After complaining yesterday about seeing too much Linux content in the Fediverse I went out and bought a laptop for Linux.

https://lemmy.zip/post/5406272

After complaining yesterday about seeing too much Linux content in the Fediverse I went out and bought a laptop for Linux. - Lemmy.zip

Turns out the reply in my thread telling me the best way to combat not caring about Linux is to care about Linux was absolutely correct. I picked up a laptop, installed Linux Mint Cinnamon, and I’m already obsessed. I haven’t had this much fun with a PC in a long time and it’s just a cheapo Dell Inspiron 3520.

The longer I spend on Lemmy the more tempted I am to give Linux another try (had an old desktop with Ubuntu 10+ years ago, but never really got the hang of it fully, can’t remember the exact details but not everything worked properly).

What holds me back is I’m in the middle of an engineering degree, I need to be able to collaborate easily on documents with word, share folders with OneDrive etc because that’s what everyone uses. Even signing into the uni’s portal-type thing is managed through your MS office account and authenticator app. And also I don’t have a lot of spare time to fiddle around getting things to work and ironing out wrinkles, even if that only needs done one and it’ll be fine in the long run…I need to be able to get on with my work reliably (maybe over Christmas I will have a bit more time to do setting up stuff).

Can anyone convince me ask these worries are unfounded? Can you still easily interact with the MS universe, or are there ways around this?

My poor wee laptop is already full to bursting with MATLAB, stm32 ide, etc so I don’t think I’d be able to partition and dual boot…
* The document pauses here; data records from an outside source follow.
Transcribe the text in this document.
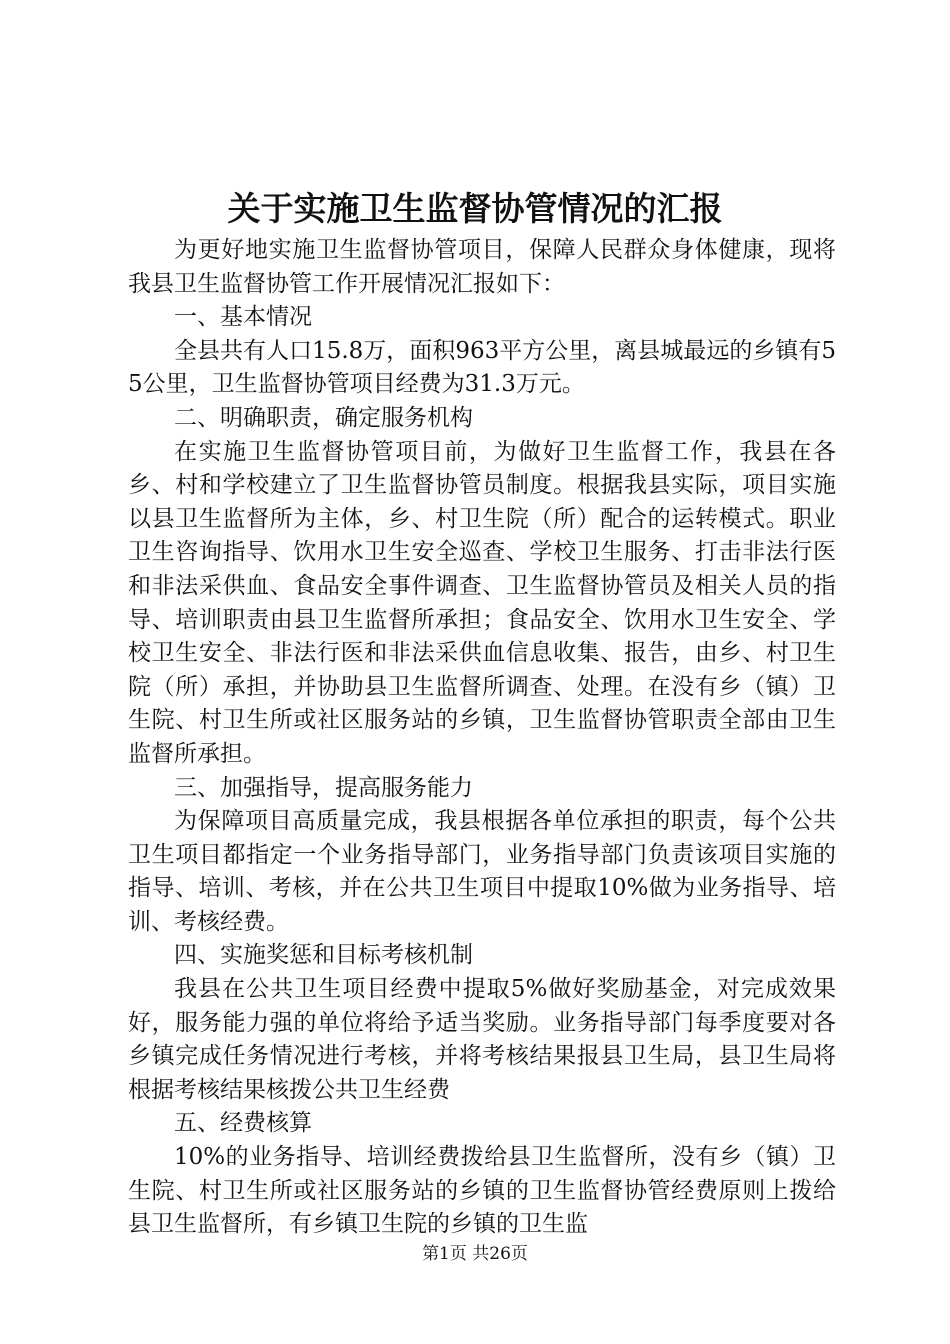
关于实施卫生监督协管情况的汇报

为更好地实施卫生监督协管项目，保障人民群众身体健康，现将我县卫生监督协管工作开展情况汇报如下：

一、基本情况

全县共有人口15.8万，面积963平方公里，离县城最远的乡镇有55公里，卫生监督协管项目经费为31.3万元。

二、明确职责，确定服务机构

在实施卫生监督协管项目前，为做好卫生监督工作，我县在各乡、村和学校建立了卫生监督协管员制度。根据我县实际，项目实施以县卫生监督所为主体，乡、村卫生院（所）配合的运转模式。职业卫生咨询指导、饮用水卫生安全巡查、学校卫生服务、打击非法行医和非法采供血、食品安全事件调查、卫生监督协管员及相关人员的指导、培训职责由县卫生监督所承担；食品安全、饮用水卫生安全、学校卫生安全、非法行医和非法采供血信息收集、报告，由乡、村卫生院（所）承担，并协助县卫生监督所调查、处理。在没有乡（镇）卫生院、村卫生所或社区服务站的乡镇，卫生监督协管职责全部由卫生监督所承担。

三、加强指导，提高服务能力

为保障项目高质量完成，我县根据各单位承担的职责，每个公共卫生项目都指定一个业务指导部门，业务指导部门负责该项目实施的指导、培训、考核，并在公共卫生项目中提取10%做为业务指导、培训、考核经费。

四、实施奖惩和目标考核机制

我县在公共卫生项目经费中提取5%做好奖励基金，对完成效果好，服务能力强的单位将给予适当奖励。业务指导部门每季度要对各乡镇完成任务情况进行考核，并将考核结果报县卫生局，县卫生局将根据考核结果核拨公共卫生经费

五、经费核算

10%的业务指导、培训经费拨给县卫生监督所，没有乡（镇）卫生院、村卫生所或社区服务站的乡镇的卫生监督协管经费原则上拨给县卫生监督所，有乡镇卫生院的乡镇的卫生监

第1页 共26页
I had a similar issue and honestly I would just recommend worrying about it later. Don’t force it, just try it when you have some free time.

I started off with dual boot to play with Linux and jump to windows when I need it. Then eventually to full Linux once I realized I never actually needed it to do all my work.

I recommend Linux mint as its the most similar to windows and is built for new Linux users. I tried Ubuntu first and the experience was pretty bad, but I learned much quicker in mint and had a much better experience right away.